Quando para sempre a
levaram o Gabiru mergulhou na dor. Isolou-se mais. Monologava e os olhos
esqueciam-se-lhe nos sítios que ela amara. As noites tinham já esse encanto que
alheia, cheias de gritos, de vida no escuro, de palores esquecidos...
Altas horas à janela, todo
o céu pontilhado de estrelas, ouviu soluços na quietude da noite. Caía um luar
enorme e a treva tácita parecia esperar escutando.

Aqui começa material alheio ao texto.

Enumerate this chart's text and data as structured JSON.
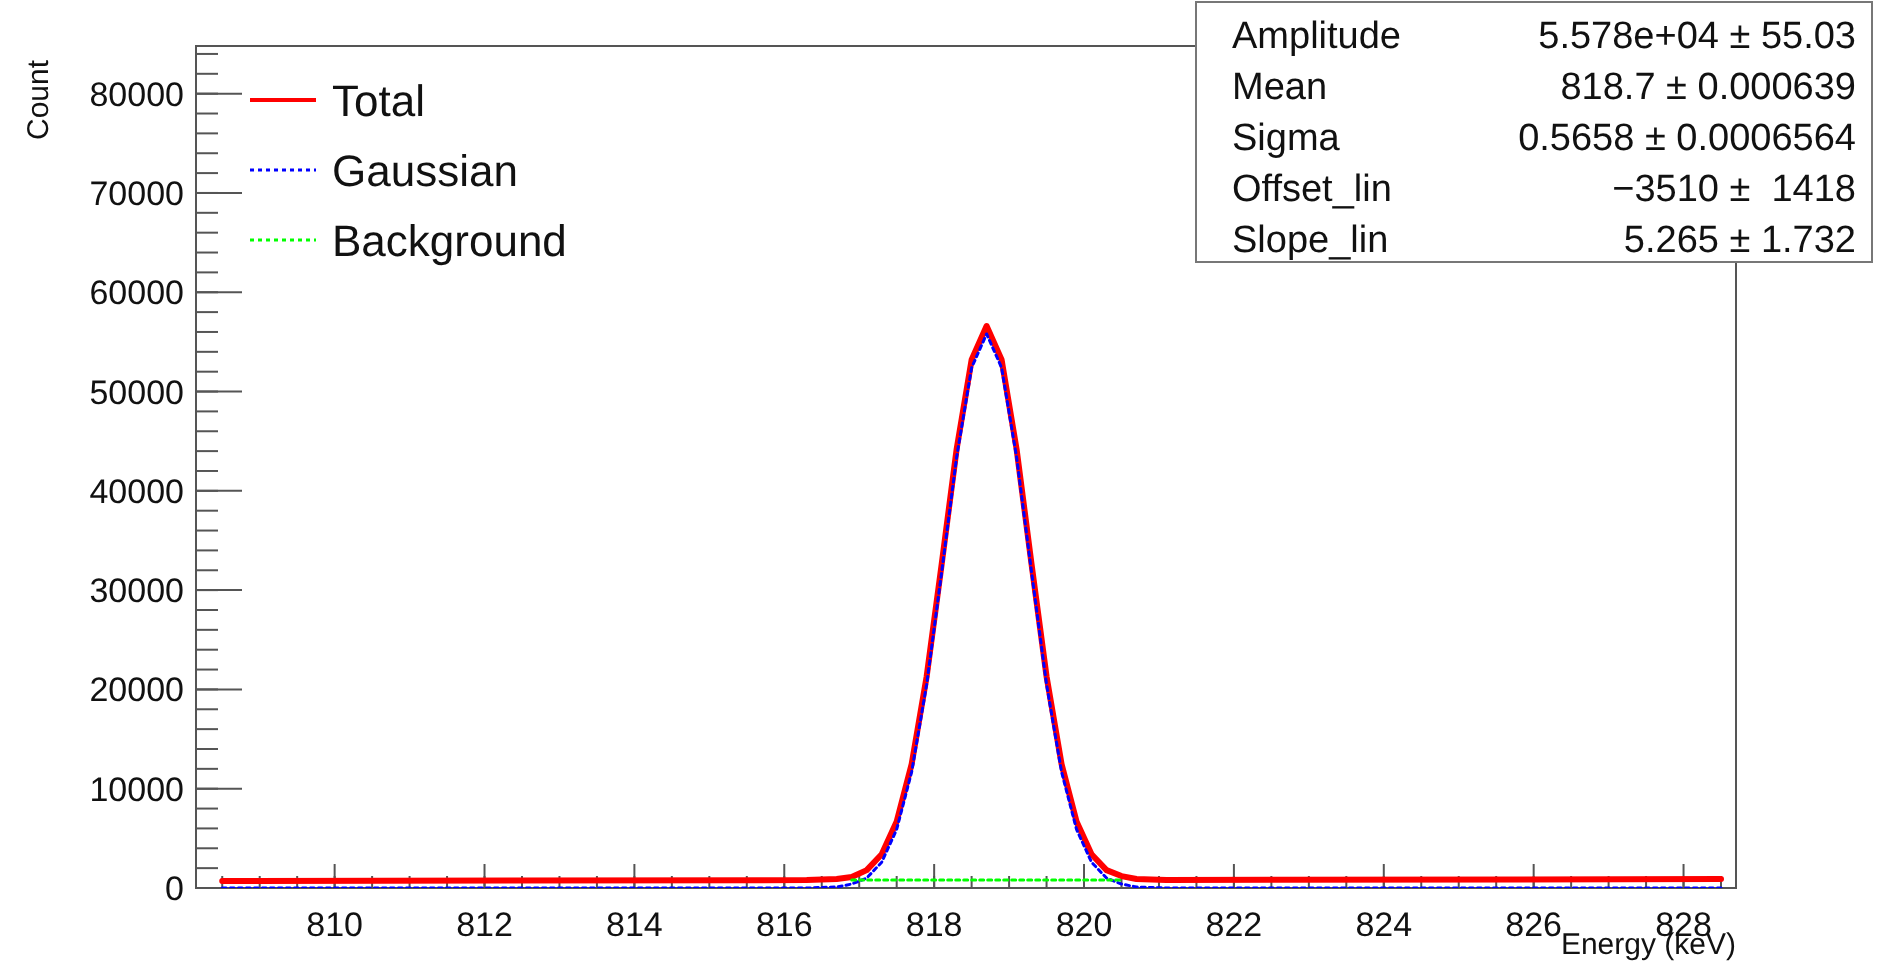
{
  "chart_data": {
    "type": "line",
    "xlabel": "Energy (keV)",
    "ylabel": "Count",
    "xlim": [
      808.15,
      828.7
    ],
    "xticks": [
      810,
      812,
      814,
      816,
      818,
      820,
      822,
      824,
      826,
      828
    ],
    "ylim": [
      0,
      84800
    ],
    "yticks": [
      0,
      10000,
      20000,
      30000,
      40000,
      50000,
      60000,
      70000,
      80000
    ],
    "grid": false,
    "legend": "top left",
    "series": [
      {
        "name": "Total",
        "color": "#ff0000",
        "line_style": "solid",
        "x": [
          808.5,
          816.3,
          816.7,
          816.9,
          817.1,
          817.3,
          817.5,
          817.7,
          817.9,
          818.1,
          818.3,
          818.5,
          818.7,
          818.9,
          819.1,
          819.3,
          819.5,
          819.7,
          819.9,
          820.1,
          820.3,
          820.5,
          820.7,
          821.1,
          828.5
        ],
        "values": [
          700,
          800,
          900,
          1100,
          1800,
          3400,
          6700,
          12500,
          21300,
          32600,
          44200,
          53200,
          56600,
          53200,
          44200,
          32600,
          21300,
          12500,
          6700,
          3400,
          1800,
          1200,
          900,
          800,
          900
        ]
      },
      {
        "name": "Gaussian",
        "color": "#0000ff",
        "line_style": "dotted",
        "x": [
          808.5,
          816.3,
          816.7,
          816.9,
          817.1,
          817.3,
          817.5,
          817.7,
          817.9,
          818.1,
          818.3,
          818.5,
          818.7,
          818.9,
          819.1,
          819.3,
          819.5,
          819.7,
          819.9,
          820.1,
          820.3,
          820.5,
          820.7,
          821.1,
          828.5
        ],
        "values": [
          0,
          0,
          100,
          400,
          1000,
          2600,
          5900,
          11700,
          20500,
          31800,
          43400,
          52400,
          55800,
          52400,
          43400,
          31800,
          20500,
          11700,
          5900,
          2600,
          1000,
          400,
          100,
          0,
          0
        ]
      },
      {
        "name": "Background",
        "color": "#00ff00",
        "line_style": "dotted",
        "x": [
          816.9,
          817.5,
          818.1,
          818.7,
          819.3,
          819.9,
          820.5
        ],
        "values": [
          800,
          800,
          800,
          800,
          800,
          800,
          800
        ]
      }
    ],
    "annotations": [
      "Amplitude",
      "5.578e+04 ± 55.03",
      "Mean",
      "818.7 ± 0.000639",
      "Sigma",
      "0.5658 ± 0.0006564",
      "Offset_lin",
      "−3510 ±  1418",
      "Slope_lin",
      "5.265 ± 1.732"
    ]
  }
}
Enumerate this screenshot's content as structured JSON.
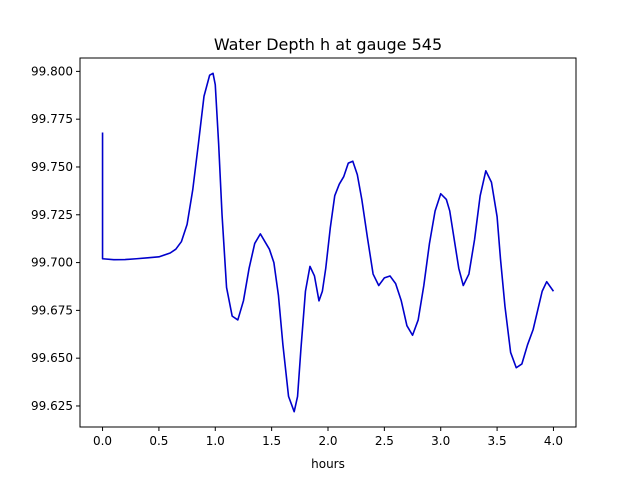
{
  "chart_data": {
    "type": "line",
    "title": "Water Depth h at gauge 545",
    "xlabel": "hours",
    "ylabel": "",
    "xlim": [
      -0.2,
      4.2
    ],
    "ylim": [
      99.614,
      99.807
    ],
    "xticks": [
      0.0,
      0.5,
      1.0,
      1.5,
      2.0,
      2.5,
      3.0,
      3.5,
      4.0
    ],
    "xtick_labels": [
      "0.0",
      "0.5",
      "1.0",
      "1.5",
      "2.0",
      "2.5",
      "3.0",
      "3.5",
      "4.0"
    ],
    "yticks": [
      99.625,
      99.65,
      99.675,
      99.7,
      99.725,
      99.75,
      99.775,
      99.8
    ],
    "ytick_labels": [
      "99.625",
      "99.650",
      "99.675",
      "99.700",
      "99.725",
      "99.750",
      "99.775",
      "99.800"
    ],
    "grid": false,
    "series": [
      {
        "color": "#0000cc",
        "x": [
          0.0,
          0.0,
          0.0,
          0.1,
          0.2,
          0.3,
          0.4,
          0.5,
          0.6,
          0.65,
          0.7,
          0.75,
          0.8,
          0.85,
          0.9,
          0.95,
          0.98,
          1.0,
          1.03,
          1.06,
          1.1,
          1.15,
          1.2,
          1.25,
          1.3,
          1.35,
          1.4,
          1.44,
          1.48,
          1.52,
          1.56,
          1.6,
          1.65,
          1.7,
          1.73,
          1.76,
          1.8,
          1.84,
          1.88,
          1.92,
          1.95,
          1.98,
          2.02,
          2.06,
          2.1,
          2.14,
          2.18,
          2.22,
          2.26,
          2.3,
          2.35,
          2.4,
          2.45,
          2.5,
          2.55,
          2.6,
          2.65,
          2.7,
          2.75,
          2.8,
          2.85,
          2.9,
          2.95,
          3.0,
          3.05,
          3.08,
          3.12,
          3.16,
          3.2,
          3.25,
          3.3,
          3.35,
          3.4,
          3.45,
          3.5,
          3.53,
          3.57,
          3.62,
          3.67,
          3.72,
          3.77,
          3.82,
          3.86,
          3.9,
          3.94,
          4.0
        ],
        "y": [
          99.768,
          99.735,
          99.702,
          99.7015,
          99.7016,
          99.702,
          99.7025,
          99.703,
          99.705,
          99.707,
          99.711,
          99.72,
          99.738,
          99.762,
          99.787,
          99.798,
          99.799,
          99.793,
          99.762,
          99.725,
          99.687,
          99.672,
          99.67,
          99.68,
          99.697,
          99.71,
          99.715,
          99.711,
          99.707,
          99.7,
          99.683,
          99.657,
          99.63,
          99.622,
          99.63,
          99.655,
          99.685,
          99.698,
          99.693,
          99.68,
          99.685,
          99.697,
          99.718,
          99.735,
          99.741,
          99.745,
          99.752,
          99.753,
          99.746,
          99.733,
          99.713,
          99.694,
          99.688,
          99.692,
          99.693,
          99.689,
          99.68,
          99.667,
          99.662,
          99.67,
          99.688,
          99.71,
          99.727,
          99.736,
          99.733,
          99.727,
          99.712,
          99.697,
          99.688,
          99.694,
          99.712,
          99.735,
          99.748,
          99.742,
          99.724,
          99.702,
          99.677,
          99.653,
          99.645,
          99.647,
          99.657,
          99.665,
          99.675,
          99.685,
          99.69,
          99.685
        ]
      }
    ]
  }
}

Só muito ao longe, no
silêncio que lhe pareceu presago, dir-se-ia que uma nascente deixara correr um
fio de água – só um fio... Ou talvez fosse luar que corresse... Diríeis
lágrimas. Pôs-se a olhar inquieto. A Árvore, mais esguia ao palor do luar,
parecia transformada. Acenavam-lhe os ramos – e que voz era
aquela, fina e meiga, que o chamava?... Ou seria água nascendo ou um fio de
luar a correr?
Desceu três a três os
degraus e ei-lo no saguão. Vestira o luar a Árvore e sob a magia da noite a
eclosão fizera-se.
Ao luar, na luz indecisa da
noite, lhe pareceu a Árvore como um branco fantasma a fugir e a chamá-lo.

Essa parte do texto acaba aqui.